For all of the United States’ “car culture,” the automobile’s invention actually belongs to Europe. In 1901, Wilhelm Maybach designed a Mercedes for Daimler Motoren Geshellschaft, effectively creating the world’s first ever modern-day motorcar. Its thirty-five horsepower engine achieved speeds of fifty-three miles per hour but was so complex and expensive to make, it took hundreds of workers to produce fewer than a thousand cars a year, thus rendering the automobile and extravagant luxury few could afford (or find!)
Back in the United States, inventors and entrepreneurs were hard at work coming up with their own version. Ransom Eli Olds released his Oldsmobile Model R in 1901, affectionately known as “Curved Dash” for its arched footboard. With a seven horsepower engine and tiller-steering, it was little more than a motorized buggy–a small step up from the horse-drawn carts the general public was used to. And at $650, most viewed it as an interesting and yet unnecessary one.
And then Henry Ford came along. His idea was to “build a car for the great multitude. It will be large enough for the family, but small enough for the individual to run and care for.

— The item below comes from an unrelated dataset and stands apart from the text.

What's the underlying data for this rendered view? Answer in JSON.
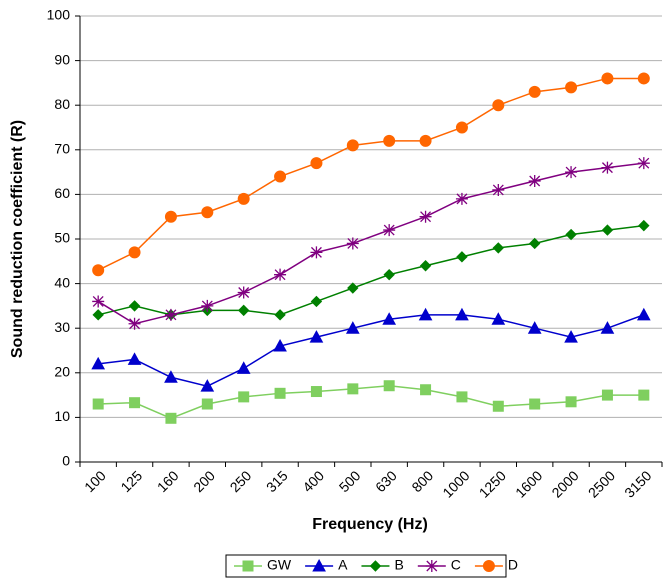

It will be constructed of the best materials, by the best men to be hired, after the simplest designs that modern engineering can devise. But it will be so low in price that no making making a good salary will be unable to own one–and enjoy with his family the blessing of hours of pleasure in God’s great open spaces.”
Built with vanadium steel, the Model T was light yet durable. It had a twenty horsepower engine, giving it speeds of up to forty-five miles per hour (lightning speed considering the state of America’s rutted, pot-holed roads at the time). The engine’s cylinder head was also removable, as opposed to fixed head, making it easier for any mechanically-minded farmer of the day to be able to service and clean it. It truly was an “everyman’s car.”
And “every man’s” it became. The car’s popularity was rivaled only by its impressive production: over 15 million were built between 1908 and 1927, a result of another of Ford’s genius ideas–the assembly line. Bucking the trend of the day, Ford offered $5/day wages for an 8 hour day (versus the standard $2.50/day for 12 hours). Productivity soared (along with sales) and Ford’s control of the product–from iron ore to finished car–allowed quality to remain the same while prices dropped. By 1925, you could own a brand new Model T for just $250.
Thousands of new cars on the road led to a flood of public works projects as well. New roads were needed; old ones were paved. Street signs and traffic lights went up in formerly unmarked intersections. Whole towns popped up along the way–roadside businesses and gas stations leading to the construction of houses and schools and churches.
The American landscape has never been the same. And neither have summer vacations.